Govt Roading Report Says Maori Will Be `Losers'
GOVERNMENT ROADING REPORT SAYS MAORI WILL BE `LOSERS'
A Government officials' report to Cabinet says Maori may be losers in the Government's proposed road reforms. The report was considered by Cabinet late last year - at about the time the controversial roading plans, title Better Transport Better Roads, were released.
It found Maori, many of whom can least afford it, are going to carry the burden of these reforms, says Mayor Derek Fox of Wairoa District Council.
"For the Government to know nearly a year ago that these plans will result in losers - and then persist with them is outrageous. Maori won't stand to be treated as the losers in this reform", said Mr Fox.
The Ministry of Transport report assessed the overall benefits and costs of the reforms, and picked "likely winners and losers".
The report shows Te Puni Kokiri, who assessed the likely impact of the roading plans on Maori, told the Ministry of Transport that the `net benefits' are likely to be smaller for Maori than the rest of New Zealand. They also believe Maori will be `disproportionately affected by negative impacts' associated with the reforms.
The Ministry of Transport report is based upon 16 commercial companies running roads throughout New Zealand. That number has now been trimmed to between four and eight.
"Reducing the number of profit making companies won't change the winners and losers list - it just makes the plans easier for the Government to implement by muddying the water and confusing people with technicalities. These companies will still be hungry, commercial profit makers, no matter how many there are."
"The Government is getting it easy on these reforms. Very few New Zealanders know about them, so it's very hard for the average New Zealander to stand up and do anything about them", said Mr Fox.
People living in Gisborne/Wairoa, West Coast, Otago and the Southland regions were also identified as losers in the report. They can expect to pay more, experience reductions in road services and be made less well off and/or possibly worse off as a result of the reforms.
The report also says New Zealanders living in other less developed rural areas will be made relatively worse off by the reforms.

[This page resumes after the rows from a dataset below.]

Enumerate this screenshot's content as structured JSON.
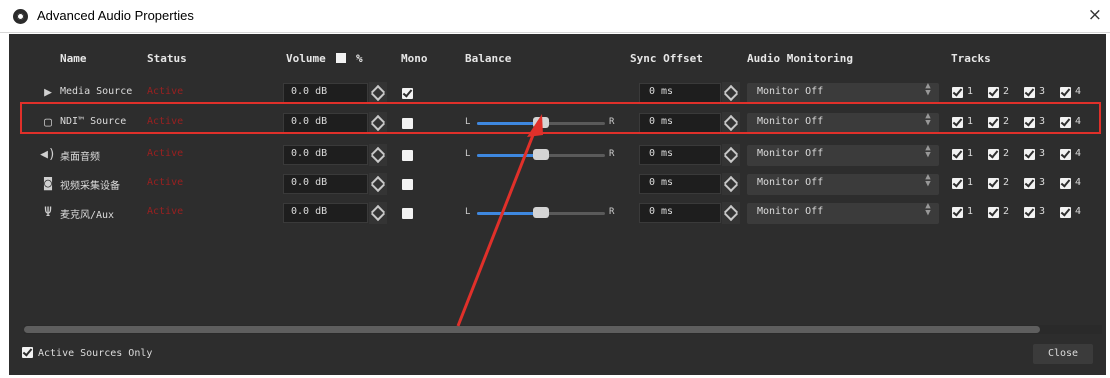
{
  "window": {
    "title": "Advanced Audio Properties",
    "close_glyph": "×"
  },
  "headers": {
    "name": "Name",
    "status": "Status",
    "volume": "Volume",
    "volume_unit": "%",
    "mono": "Mono",
    "balance": "Balance",
    "sync_offset": "Sync Offset",
    "audio_monitoring": "Audio Monitoring",
    "tracks": "Tracks"
  },
  "balance_labels": {
    "left": "L",
    "right": "R"
  },
  "rows": [
    {
      "icon": "play-icon",
      "name": "Media Source",
      "status": "Active",
      "volume": "0.0 dB",
      "mono": true,
      "has_balance": false,
      "balance": 0.5,
      "sync": "0 ms",
      "monitoring": "Monitor Off",
      "tracks": [
        {
          "n": "1",
          "on": true
        },
        {
          "n": "2",
          "on": true
        },
        {
          "n": "3",
          "on": true
        },
        {
          "n": "4",
          "on": true
        }
      ]
    },
    {
      "icon": "file-icon",
      "name": "NDI™ Source",
      "status": "Active",
      "volume": "0.0 dB",
      "mono": false,
      "has_balance": true,
      "balance": 0.5,
      "sync": "0 ms",
      "monitoring": "Monitor Off",
      "tracks": [
        {
          "n": "1",
          "on": true
        },
        {
          "n": "2",
          "on": true
        },
        {
          "n": "3",
          "on": true
        },
        {
          "n": "4",
          "on": true
        }
      ]
    },
    {
      "icon": "speaker-icon",
      "name": "桌面音频",
      "status": "Active",
      "volume": "0.0 dB",
      "mono": false,
      "has_balance": true,
      "balance": 0.5,
      "sync": "0 ms",
      "monitoring": "Monitor Off",
      "tracks": [
        {
          "n": "1",
          "on": true
        },
        {
          "n": "2",
          "on": true
        },
        {
          "n": "3",
          "on": true
        },
        {
          "n": "4",
          "on": true
        }
      ]
    },
    {
      "icon": "camera-icon",
      "name": "视频采集设备",
      "status": "Active",
      "volume": "0.0 dB",
      "mono": false,
      "has_balance": false,
      "balance": 0.5,
      "sync": "0 ms",
      "monitoring": "Monitor Off",
      "tracks": [
        {
          "n": "1",
          "on": true
        },
        {
          "n": "2",
          "on": true
        },
        {
          "n": "3",
          "on": true
        },
        {
          "n": "4",
          "on": true
        }
      ]
    },
    {
      "icon": "microphone-icon",
      "name": "麦克风/Aux",
      "status": "Active",
      "volume": "0.0 dB",
      "mono": false,
      "has_balance": true,
      "balance": 0.5,
      "sync": "0 ms",
      "monitoring": "Monitor Off",
      "tracks": [
        {
          "n": "1",
          "on": true
        },
        {
          "n": "2",
          "on": true
        },
        {
          "n": "3",
          "on": true
        },
        {
          "n": "4",
          "on": true
        }
      ]
    }
  ],
  "footer": {
    "active_sources_only": "Active Sources Only",
    "active_checked": true,
    "close": "Close"
  },
  "colors": {
    "background": "#2d2d2d",
    "status_active": "#9a2020",
    "accent": "#3e88e0",
    "annotation": "#e0302a"
  }
}
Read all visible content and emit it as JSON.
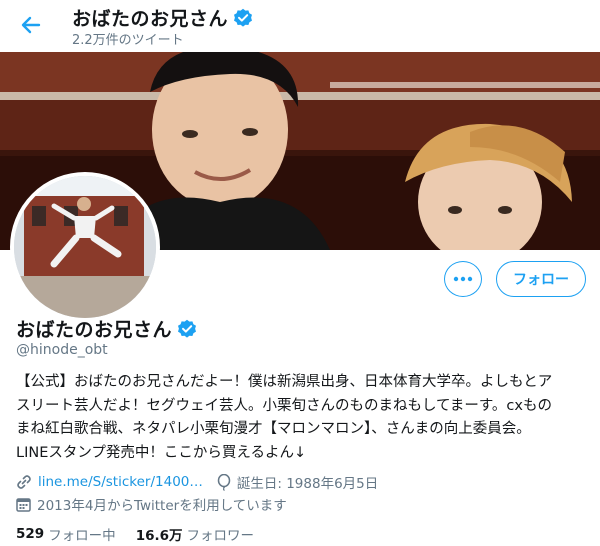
{
  "header": {
    "title": "おばたのお兄さん",
    "tweet_count": "2.2万件のツイート"
  },
  "profile": {
    "name": "おばたのお兄さん",
    "handle": "@hinode_obt",
    "bio_lines": [
      "【公式】おばたのお兄さんだよー！僕は新潟県出身、日本体育大学卒。よしもとア",
      "スリート芸人だよ！セグウェイ芸人。小栗旬さんのものまねもしてまーす。cxもの",
      "まね紅白歌合戦、ネタパレ小栗旬漫才【マロンマロン】、さんまの向上委員会。",
      "LINEスタンプ発売中！ここから買えるよん↓"
    ],
    "link_text": "line.me/S/sticker/1400…",
    "birthday": "誕生日: 1988年6月5日",
    "joined": "2013年4月からTwitterを利用しています"
  },
  "buttons": {
    "more_label": "•••",
    "follow_label": "フォロー"
  },
  "stats": {
    "following_count": "529",
    "following_label": "フォロー中",
    "followers_count": "16.6万",
    "followers_label": "フォロワー"
  },
  "icons": {
    "back": "back-arrow-icon",
    "verified": "verified-badge-icon",
    "link": "link-icon",
    "birthday": "balloon-icon",
    "calendar": "calendar-icon"
  },
  "colors": {
    "accent": "#1da1f2",
    "link": "#1b95e0",
    "muted": "#657786",
    "text": "#14171a"
  }
}
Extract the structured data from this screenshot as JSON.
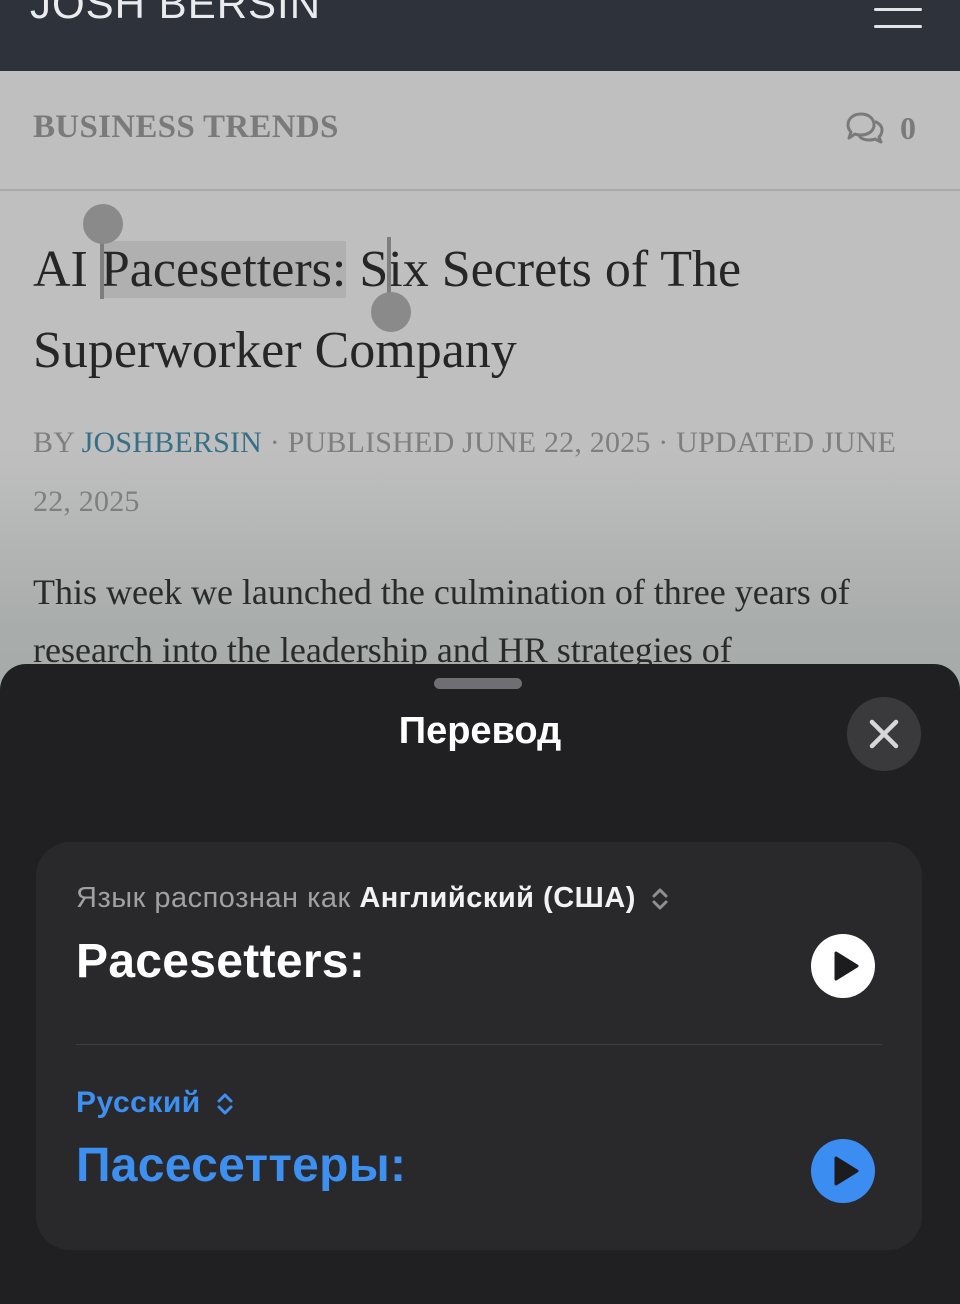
{
  "site": {
    "logo": "JOSH BERSIN"
  },
  "article": {
    "category": "BUSINESS TRENDS",
    "comment_count": "0",
    "title_before": "AI ",
    "title_selected": "Pacesetters:",
    "title_after": " Six Secrets of The Superworker Company",
    "byline_by": "BY ",
    "author": "JOSHBERSIN",
    "byline_dates": " · PUBLISHED JUNE 22, 2025 · UPDATED JUNE 22, 2025",
    "excerpt": "This week we launched the culmination of three years of research into the leadership and HR strategies of"
  },
  "translate": {
    "sheet_title": "Перевод",
    "detected_label": "Язык распознан как ",
    "source_language": "Английский (США)",
    "source_text": "Pacesetters:",
    "target_language": "Русский",
    "target_text": "Пасесеттеры:"
  },
  "colors": {
    "header_bg": "#2d323b",
    "sheet_bg": "#202022",
    "card_bg": "#29292b",
    "accent_blue": "#3d8ff0",
    "author_link": "#386f88"
  },
  "icons": {
    "menu": "hamburger-icon",
    "comments": "comments-icon",
    "close": "close-icon",
    "play": "play-icon",
    "chevron": "chevron-up-down-icon"
  }
}
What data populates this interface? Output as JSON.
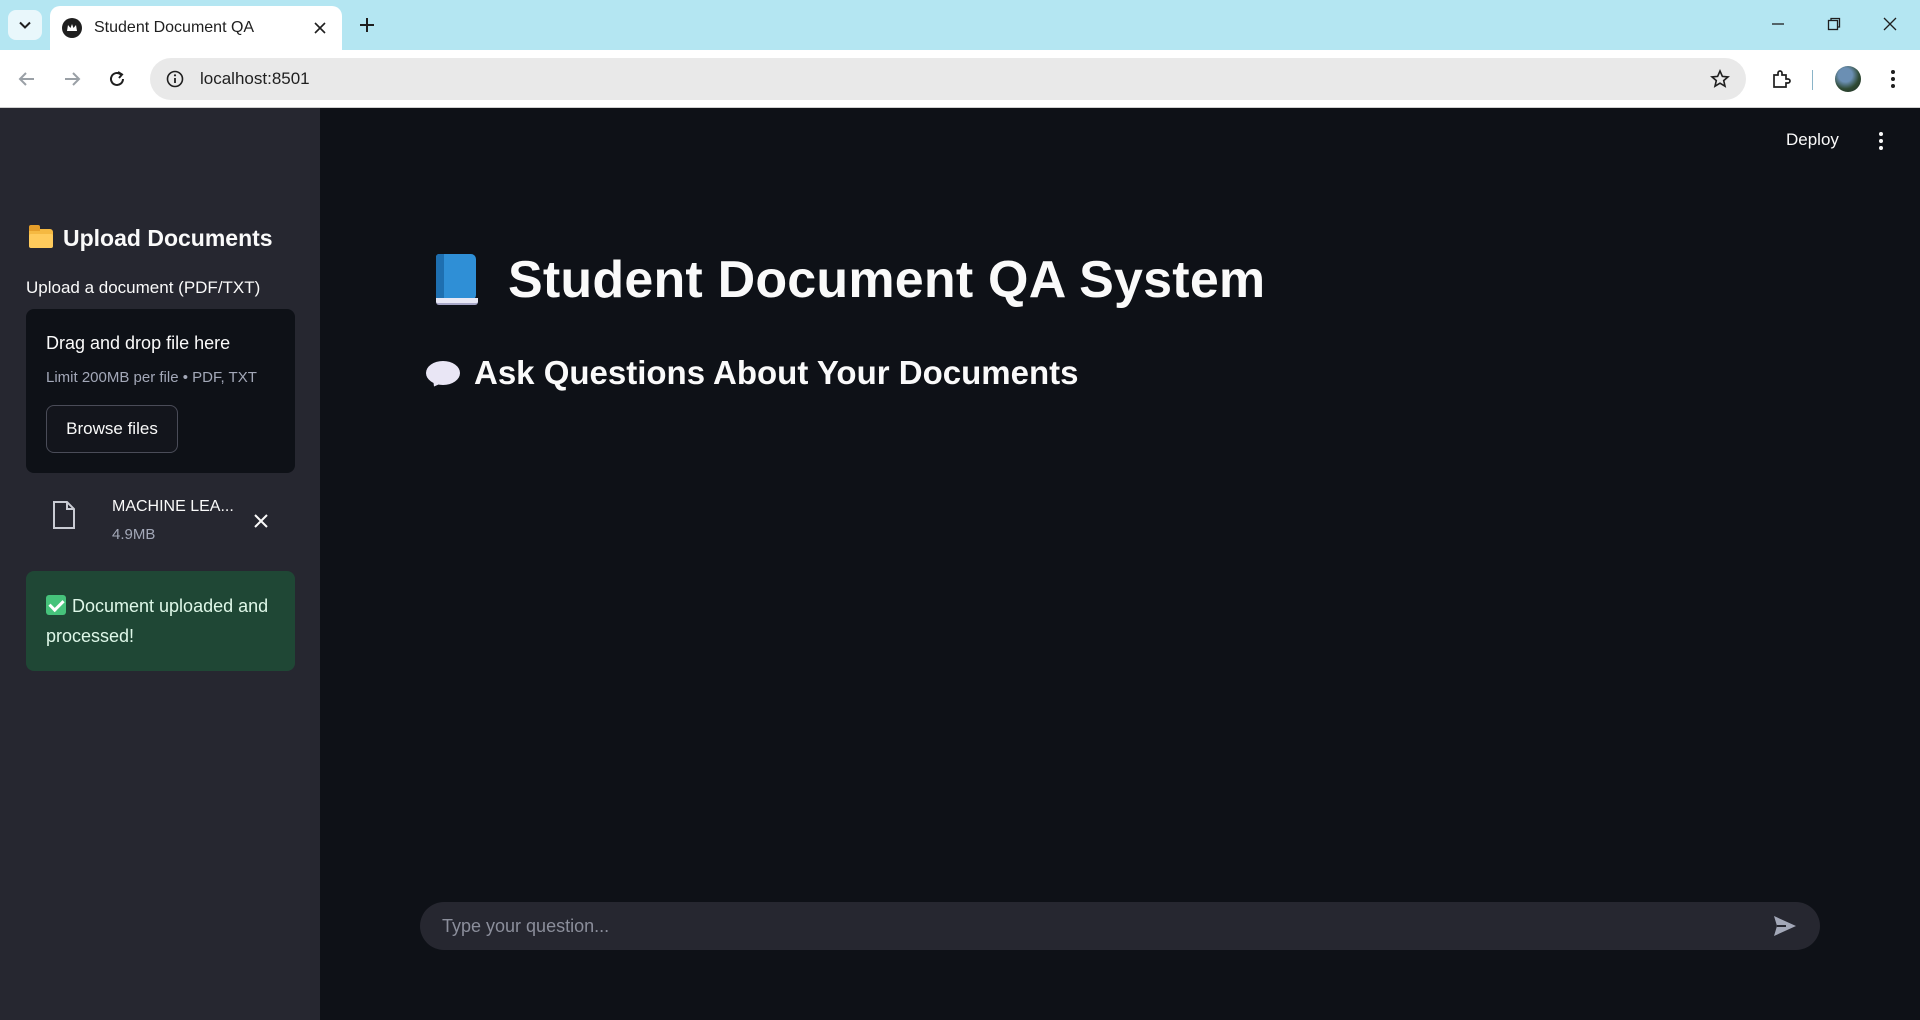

"I just can't see the reason or logic behind any plans to commercialise our roading system if people, especially those already struggling to make ends meet, are the ones who going to have to pay."
"People need to go into this election with their eyes open. The Government has been suspiciously quiet about these plans in the lead up to election, and I think we know why."
"As soon as people understand what handing over our $16 billion roading system to a few huge corporations will mean to our communities, they won't want a bar of it."
"I have just completed an extensive tour through the whole of the East Coast and Hawkes Bay areas, and people are telling me that, poor as their roading is now, commercialisation will only make things worse", said Mr Fox.
For further information contact:
Mayor Derek Fox
Wairoa District Council
Note to Editors:
The Ministry of Transport report provides the following comments from Te Puni Kokiri as reason for their concerns about the impact of the road reforms upon Maori:
Maori figure disproportionately in the lower socio-economic group, in both urban and rural areas.
As low-income earners, increased travel costs will tend to account for a larger proportion of their net income.
Maori are more likely to live in rental accommodation and therefore less likely to benefit from any rates reduction.
It is uncertain whether Maori will benefit from `improved certainty over travel times' (bureaucratese for: peak hour traffic charges), as Maori tend to be employed in low income jobs with little, if any, discretion over their working hours.
The collective nature of Maori land ownership and the resultant increased number of transactions under the road reforms, could very well lead to increased transaction costs, which may negate any benefit to owners of Maori land from any rates reduction.
As nearly all Maori freehold land is located in rural areas, the roading network is central to many of the economic, social and cultural activities of Maori. Minor changes in access or the cost of travel may impact significantly on activities of these communities.
Rural Maori may be exposed to potential changes in access to, and the cost of, services. Eg, access to education, health or other services may be compromised, further limiting socio-economic prospects.